Pace-Man is a pre-start based at Nova UCD. The founders launched the app at the London Marathon last April and, as a result of this pilot project, the app was changed to the Dublin Marathon in October. Right now, the company is focused on full marathons, but the next step is to expand into half marathons, 10K and the overall running market.

The investment in the project to date has been approximately € 250,000, coming from a grant from the Enterprise Ireland marketing fund. The founders also recently raised € 650,000 to develop the app and develop a version that works with the Garmin device used by a large number of runners. For the moment, the application only works with an Apple connected watch. It is currently free to download and has over 700 users. Keogh says the product will have its full commercial launch in 2020, and the company will likely spin off from UCD later this year.
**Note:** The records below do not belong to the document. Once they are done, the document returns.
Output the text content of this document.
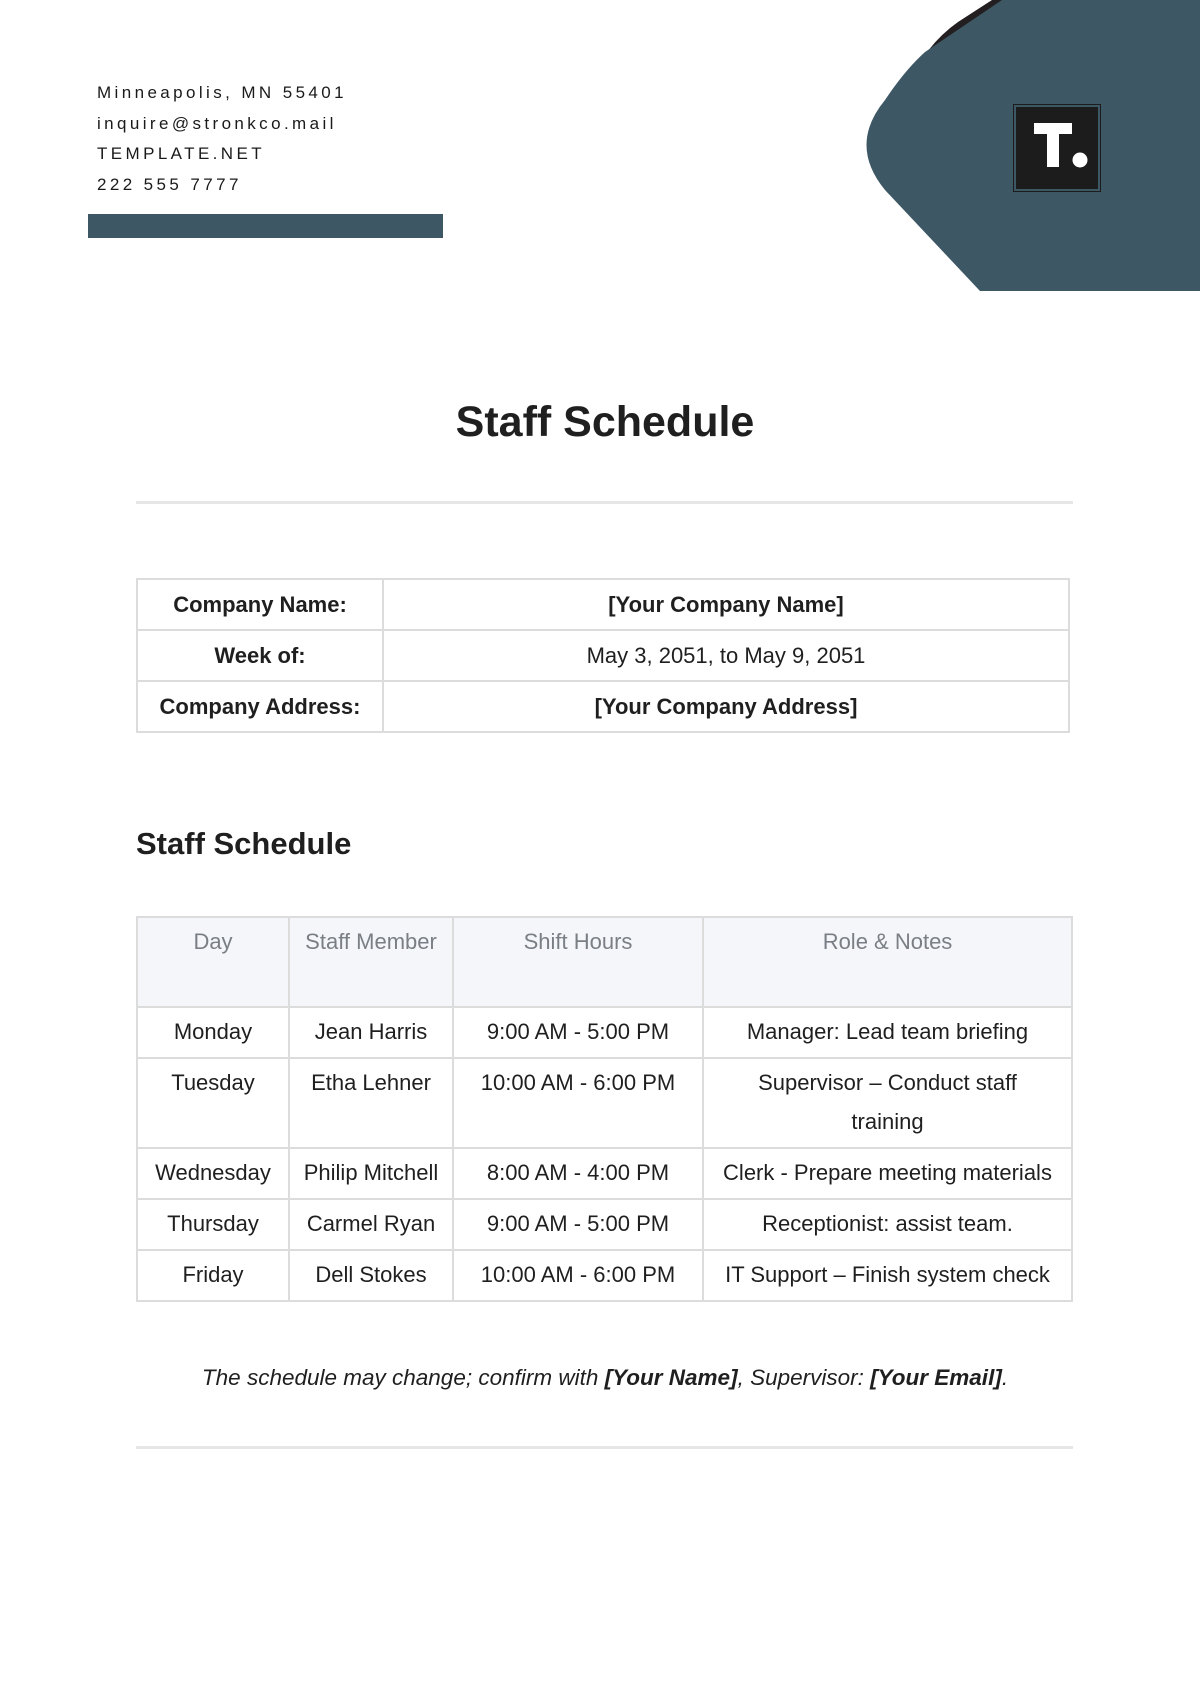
Minneapolis, MN 55401
inquire@stronkco.mail
TEMPLATE.NET
222 555 7777
Staff Schedule
Company Name:	[Your Company Name]
Week of:	May 3, 2051, to May 9, 2051
Company Address:	[Your Company Address]
Staff Schedule
Day	Staff Member	Shift Hours	Role & Notes
Monday	Jean Harris	9:00 AM - 5:00 PM	Manager: Lead team briefing
Tuesday	Etha Lehner	10:00 AM - 6:00 PM	Supervisor – Conduct staff training
Wednesday	Philip Mitchell	8:00 AM - 4:00 PM	Clerk - Prepare meeting materials
Thursday	Carmel Ryan	9:00 AM - 5:00 PM	Receptionist: assist team.
Friday	Dell Stokes	10:00 AM - 6:00 PM	IT Support – Finish system check

The schedule may change; confirm with [Your Name], Supervisor: [Your Email].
Also based at Nova UCD is a second fitness-related startup, Output Sports, which has developed a wearable sensor that measures and helps optimize the performance of elite athletes. Its founders are an expert in sports medicine and wearable sensors, Dr Darragh Whelan, Dr Martin O’Reilly, who has a background in engineering and sports science, and Julian Eberle, theoretical physicist and international athlete (he has represented Ireland in Olympic handball) who spent three years in data analytics with Citigroup before being prompted to join Output Sports.

Our system brings a whole new level of portability to athlete testing and tracking

Existing systems for testing and monitoring athletic performance are expensive, cumbersome, and typically only measure single elements of an athlete’s overall fitness at a time. The Output Sports device is compact, minimally intrusive, can be easily moved around the body, and can multitask, measuring attributes such as strength, balance and flexibility in one go.

“The idea was developed from doctoral research done by myself and Martin who investigated how wearable technology could be used to increase strength training and injury risk assessment, and our system. brings a whole new level of portability to athlete testing and tracking, ”said Whelan. .

“At the elite level, current methods make testing and monitoring resource intensive in terms of both cost and time. This means strength coaches and physicians working in high performance environments have less time to devote to what they love – training and rehabilitating athletes.

“At a sub-elite athletic level, many of the existing technologies are prohibitive and inconvenient for coaches. This means that they rely on subjective techniques such as visual analysis and self-report which are often unreliable and inaccurate.

“Output Sports provides an easy-to-use end-to-end solution that tests and tracks athletic performance with laboratory precision, then goes one step further by integrating this data to help improve training programs, risk stratification. of injuries and talent. identification.”

Output Sports is initially launched as a B2B solution for the elite sports market, followed by the recreational sports sector. For now, however, the focus is on conquering the upper echelons and there are currently 25 elite and top-flight teams in Ireland and the UK testing the product which has been in development for 12 months. . Development of the Output Sports sensor was supported by a € 320,000 grant from the Enterprise Ireland Commercialization Fund for third-level researchers and the product will be officially launched in October.

The sensors themselves are a commodity and will be purchased commercially. What customers will pay for – via a recurring license fee – will be the data and, more specifically, for turning it into actionable information to improve performance and minimize injuries.

“Right now the system is aimed at the elite level and its big draw to them is its simplicity and the fact that it offers more data integration than was previously possible. However, since the system is sport independent, anyone interested in tracking the fitness components is a potential customer. Our long-term goal is to reduce professional sports analytics into a tiny, portable device for the entertainment market, ”said Whelan.